Broad Lessons from the Wells Fargo Report

Editor’s note: This article was originally published in Compliance & Ethics Professional July 2017 edition.

Last month, the Wells Fargo board released its lengthy investigative report into its sales incentive issues. Much has been written about the recent shareholder meeting, where it appeared—for a while—that some of the board would not win reelection they did), as well as the details in the report itself. Much of it was specific to the bank, its personnel, and the environment in which the company was operating at the time, but there were a few broader themes with applicability pan-industry.

Reputational risk. The investigation team castigated Wells for failure to appropriately appreciate reputation risk, which is a hard thing to quantify, as part of their risk analysis. The Community Bank leadership team believed that there was little to no risk in the sales incentive program, which leads them to under-prioritize addressing it (as compared to other larger risks like AML/ KYC). Expect to hear more around how to appropriately quantify reputation risk.

Root cause analysis. The phrase showed up 33 times in the report, and in every case, the accusation was that the Wells Community Bank Controls team (HR, Risk Management, and Compliance) failed to do any root cause analysis on the terminations. The attitude was “assign blame, discipline, move on” with no thought given to why an employee might have engaged in certain behavior.

Decentralized structure. This was a huge theme—probably the theme—in the report. All control functions at Wells resided in the businesses, with HR, Risk, and Compliance in the Community Bank all reporting directly into the head of the Community Bank. She wrote their performance evaluations and determined their bonuses. Later in the time period at issue, they had dotted lines into Corporate, but even when those were established, they were not used in any meaningful way.
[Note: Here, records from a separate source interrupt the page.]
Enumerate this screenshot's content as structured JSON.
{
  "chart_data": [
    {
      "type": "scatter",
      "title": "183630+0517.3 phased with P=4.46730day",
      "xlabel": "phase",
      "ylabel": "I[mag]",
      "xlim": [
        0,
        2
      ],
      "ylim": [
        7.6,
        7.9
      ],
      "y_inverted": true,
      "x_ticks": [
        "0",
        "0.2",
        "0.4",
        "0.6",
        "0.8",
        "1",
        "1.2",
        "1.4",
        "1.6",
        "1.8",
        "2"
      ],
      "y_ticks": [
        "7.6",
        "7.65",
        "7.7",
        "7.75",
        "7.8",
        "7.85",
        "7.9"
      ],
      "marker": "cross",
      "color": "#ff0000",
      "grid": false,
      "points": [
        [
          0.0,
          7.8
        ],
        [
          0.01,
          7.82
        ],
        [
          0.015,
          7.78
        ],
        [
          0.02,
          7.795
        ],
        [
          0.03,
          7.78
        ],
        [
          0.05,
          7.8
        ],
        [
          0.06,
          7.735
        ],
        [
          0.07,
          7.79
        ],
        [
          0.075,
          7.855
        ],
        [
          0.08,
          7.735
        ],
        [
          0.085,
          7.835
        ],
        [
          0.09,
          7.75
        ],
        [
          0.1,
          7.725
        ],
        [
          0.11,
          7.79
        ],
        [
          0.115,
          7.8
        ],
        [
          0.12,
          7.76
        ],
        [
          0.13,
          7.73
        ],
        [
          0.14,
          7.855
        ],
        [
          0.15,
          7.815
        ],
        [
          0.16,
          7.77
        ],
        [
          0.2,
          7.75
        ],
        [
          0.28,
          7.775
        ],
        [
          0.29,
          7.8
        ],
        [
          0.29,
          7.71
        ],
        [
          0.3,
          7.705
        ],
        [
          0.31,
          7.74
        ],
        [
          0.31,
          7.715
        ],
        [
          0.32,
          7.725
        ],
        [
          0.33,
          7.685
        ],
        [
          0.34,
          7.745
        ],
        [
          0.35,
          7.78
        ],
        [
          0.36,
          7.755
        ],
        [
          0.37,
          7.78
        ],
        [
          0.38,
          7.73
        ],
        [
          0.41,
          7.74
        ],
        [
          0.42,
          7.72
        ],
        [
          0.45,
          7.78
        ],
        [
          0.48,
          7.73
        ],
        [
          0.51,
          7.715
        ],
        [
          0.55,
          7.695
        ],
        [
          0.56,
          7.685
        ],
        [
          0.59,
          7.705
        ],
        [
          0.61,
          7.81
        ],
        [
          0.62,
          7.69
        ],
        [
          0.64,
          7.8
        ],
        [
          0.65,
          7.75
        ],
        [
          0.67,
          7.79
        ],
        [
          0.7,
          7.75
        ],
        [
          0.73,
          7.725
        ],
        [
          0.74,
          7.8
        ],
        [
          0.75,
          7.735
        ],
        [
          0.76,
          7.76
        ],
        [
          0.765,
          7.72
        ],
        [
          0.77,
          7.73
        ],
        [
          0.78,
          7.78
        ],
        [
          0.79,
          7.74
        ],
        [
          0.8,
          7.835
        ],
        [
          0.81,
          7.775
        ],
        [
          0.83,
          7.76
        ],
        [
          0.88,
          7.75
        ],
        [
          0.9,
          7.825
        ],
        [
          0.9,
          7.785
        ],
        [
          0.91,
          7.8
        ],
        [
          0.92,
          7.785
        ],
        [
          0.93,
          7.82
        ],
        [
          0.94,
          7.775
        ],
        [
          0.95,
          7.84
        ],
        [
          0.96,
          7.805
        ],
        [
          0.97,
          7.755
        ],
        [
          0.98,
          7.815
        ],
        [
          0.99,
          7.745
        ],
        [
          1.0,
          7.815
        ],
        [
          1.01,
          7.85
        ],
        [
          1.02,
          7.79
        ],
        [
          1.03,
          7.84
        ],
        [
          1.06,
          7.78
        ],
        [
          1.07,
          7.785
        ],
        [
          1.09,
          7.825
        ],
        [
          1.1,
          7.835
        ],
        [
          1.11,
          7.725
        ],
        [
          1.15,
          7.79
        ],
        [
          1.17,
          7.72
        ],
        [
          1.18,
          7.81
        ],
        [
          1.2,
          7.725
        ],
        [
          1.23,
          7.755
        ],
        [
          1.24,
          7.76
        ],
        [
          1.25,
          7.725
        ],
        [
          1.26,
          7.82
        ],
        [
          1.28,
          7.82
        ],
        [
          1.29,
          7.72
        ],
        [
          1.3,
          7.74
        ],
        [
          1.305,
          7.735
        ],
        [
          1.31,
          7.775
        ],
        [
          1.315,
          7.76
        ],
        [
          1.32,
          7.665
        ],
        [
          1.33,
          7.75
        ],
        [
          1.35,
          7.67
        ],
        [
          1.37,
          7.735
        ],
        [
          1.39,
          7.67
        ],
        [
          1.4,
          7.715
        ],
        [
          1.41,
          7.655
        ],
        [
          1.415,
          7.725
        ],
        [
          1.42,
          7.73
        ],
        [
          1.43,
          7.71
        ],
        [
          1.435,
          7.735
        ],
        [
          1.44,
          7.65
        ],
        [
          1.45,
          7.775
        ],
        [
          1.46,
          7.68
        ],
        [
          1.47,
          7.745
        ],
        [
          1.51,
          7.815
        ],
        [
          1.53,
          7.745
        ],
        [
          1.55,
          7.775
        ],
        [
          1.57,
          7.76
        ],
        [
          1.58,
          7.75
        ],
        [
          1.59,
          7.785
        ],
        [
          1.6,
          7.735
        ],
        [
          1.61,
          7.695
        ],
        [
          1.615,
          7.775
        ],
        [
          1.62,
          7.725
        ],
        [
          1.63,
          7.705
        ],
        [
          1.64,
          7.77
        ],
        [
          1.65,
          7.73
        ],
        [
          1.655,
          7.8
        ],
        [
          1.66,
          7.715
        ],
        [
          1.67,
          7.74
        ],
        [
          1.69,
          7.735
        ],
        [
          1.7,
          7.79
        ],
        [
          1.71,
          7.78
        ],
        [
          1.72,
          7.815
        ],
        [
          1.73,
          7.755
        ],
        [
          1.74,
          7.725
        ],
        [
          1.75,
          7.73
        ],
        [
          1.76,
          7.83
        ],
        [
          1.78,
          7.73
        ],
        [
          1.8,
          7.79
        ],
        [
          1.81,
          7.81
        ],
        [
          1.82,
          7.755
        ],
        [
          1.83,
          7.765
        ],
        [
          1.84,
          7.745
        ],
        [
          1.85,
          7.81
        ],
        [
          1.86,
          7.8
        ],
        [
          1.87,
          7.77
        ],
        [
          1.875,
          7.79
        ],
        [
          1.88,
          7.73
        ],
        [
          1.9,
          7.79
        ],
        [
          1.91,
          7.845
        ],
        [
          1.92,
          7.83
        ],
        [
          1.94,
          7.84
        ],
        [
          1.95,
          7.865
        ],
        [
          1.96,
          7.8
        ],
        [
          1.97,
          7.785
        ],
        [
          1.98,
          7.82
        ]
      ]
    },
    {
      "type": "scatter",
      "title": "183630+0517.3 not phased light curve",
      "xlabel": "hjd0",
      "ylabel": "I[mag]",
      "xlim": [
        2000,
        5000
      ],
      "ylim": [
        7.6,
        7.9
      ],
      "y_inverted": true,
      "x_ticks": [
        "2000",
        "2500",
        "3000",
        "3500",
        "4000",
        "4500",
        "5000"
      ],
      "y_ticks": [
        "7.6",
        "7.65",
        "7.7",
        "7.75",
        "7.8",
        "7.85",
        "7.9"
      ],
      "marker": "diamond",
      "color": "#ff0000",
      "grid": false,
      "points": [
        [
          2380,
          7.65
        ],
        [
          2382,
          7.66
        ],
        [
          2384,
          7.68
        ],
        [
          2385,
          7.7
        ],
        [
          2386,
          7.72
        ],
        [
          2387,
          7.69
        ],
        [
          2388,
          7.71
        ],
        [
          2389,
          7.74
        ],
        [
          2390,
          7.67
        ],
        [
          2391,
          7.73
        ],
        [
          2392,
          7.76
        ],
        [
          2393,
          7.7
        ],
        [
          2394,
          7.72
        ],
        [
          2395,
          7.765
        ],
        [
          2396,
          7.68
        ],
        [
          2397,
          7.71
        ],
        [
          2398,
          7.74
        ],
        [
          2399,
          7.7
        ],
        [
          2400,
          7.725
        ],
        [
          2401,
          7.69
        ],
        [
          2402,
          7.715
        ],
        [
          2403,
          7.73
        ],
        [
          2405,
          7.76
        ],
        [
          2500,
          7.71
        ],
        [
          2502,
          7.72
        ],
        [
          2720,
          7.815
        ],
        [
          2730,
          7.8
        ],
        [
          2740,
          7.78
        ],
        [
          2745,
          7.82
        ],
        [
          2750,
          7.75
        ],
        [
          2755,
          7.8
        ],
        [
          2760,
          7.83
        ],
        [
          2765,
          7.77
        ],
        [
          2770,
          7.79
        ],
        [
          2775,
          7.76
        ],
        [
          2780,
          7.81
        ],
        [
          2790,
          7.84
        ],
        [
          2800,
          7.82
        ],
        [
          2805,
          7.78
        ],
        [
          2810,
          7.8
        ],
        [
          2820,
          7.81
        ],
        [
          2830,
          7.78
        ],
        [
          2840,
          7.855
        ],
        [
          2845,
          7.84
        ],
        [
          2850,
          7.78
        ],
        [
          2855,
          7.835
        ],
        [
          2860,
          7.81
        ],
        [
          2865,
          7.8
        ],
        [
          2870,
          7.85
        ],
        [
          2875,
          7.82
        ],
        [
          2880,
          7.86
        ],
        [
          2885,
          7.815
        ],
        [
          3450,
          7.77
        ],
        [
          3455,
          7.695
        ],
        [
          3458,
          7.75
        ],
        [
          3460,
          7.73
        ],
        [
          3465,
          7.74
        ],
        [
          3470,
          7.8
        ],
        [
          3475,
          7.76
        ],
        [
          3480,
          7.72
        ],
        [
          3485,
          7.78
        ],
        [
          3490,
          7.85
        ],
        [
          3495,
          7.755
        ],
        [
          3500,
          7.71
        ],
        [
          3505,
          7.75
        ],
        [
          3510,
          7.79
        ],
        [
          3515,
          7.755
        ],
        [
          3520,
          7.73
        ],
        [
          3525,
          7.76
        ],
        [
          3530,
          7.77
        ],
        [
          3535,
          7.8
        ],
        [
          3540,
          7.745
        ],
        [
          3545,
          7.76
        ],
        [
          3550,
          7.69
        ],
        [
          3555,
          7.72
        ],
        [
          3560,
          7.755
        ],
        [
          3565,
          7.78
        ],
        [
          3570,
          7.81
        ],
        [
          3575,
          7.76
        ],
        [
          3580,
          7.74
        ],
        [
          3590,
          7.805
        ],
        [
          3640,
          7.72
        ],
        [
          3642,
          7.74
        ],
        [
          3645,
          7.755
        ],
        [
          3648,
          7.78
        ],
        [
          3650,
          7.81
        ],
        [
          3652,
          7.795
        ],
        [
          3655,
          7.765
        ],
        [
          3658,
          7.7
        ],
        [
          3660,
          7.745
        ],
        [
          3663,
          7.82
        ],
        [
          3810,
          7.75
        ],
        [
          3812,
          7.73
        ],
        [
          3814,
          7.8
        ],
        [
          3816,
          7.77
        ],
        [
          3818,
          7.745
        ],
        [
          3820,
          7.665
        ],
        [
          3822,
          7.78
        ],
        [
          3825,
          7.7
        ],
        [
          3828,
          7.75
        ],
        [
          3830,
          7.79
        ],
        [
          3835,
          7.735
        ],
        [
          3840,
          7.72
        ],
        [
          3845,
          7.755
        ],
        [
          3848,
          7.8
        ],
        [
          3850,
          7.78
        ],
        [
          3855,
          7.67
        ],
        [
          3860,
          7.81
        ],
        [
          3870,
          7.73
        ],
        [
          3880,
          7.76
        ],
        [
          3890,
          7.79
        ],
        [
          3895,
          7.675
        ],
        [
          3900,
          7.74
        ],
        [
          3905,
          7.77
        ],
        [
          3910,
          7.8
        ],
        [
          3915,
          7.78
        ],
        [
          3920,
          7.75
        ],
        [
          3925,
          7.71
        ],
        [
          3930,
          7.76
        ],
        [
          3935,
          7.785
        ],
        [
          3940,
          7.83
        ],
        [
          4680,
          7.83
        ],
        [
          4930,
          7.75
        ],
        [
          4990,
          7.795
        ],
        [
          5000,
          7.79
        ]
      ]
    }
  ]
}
Culture/public purpose. The Community Bank thought of itself as a retail organization, referring to its branches as stores and its service lines as products. The focus was on a number of units sold, not revenue. Turnover comparisons were to retail organizations. They had a long-term mantra of “run it like you own it” for each business unit, which meant a tremendous amount of discretion for the business unit head and very little in the way of corporate insight into what might be happening in the business. Culture is mentioned 47 times over the course of the report, with a significant focus on the impact of moving managers around, which caused many of the improper practices to “pollinate” across the business.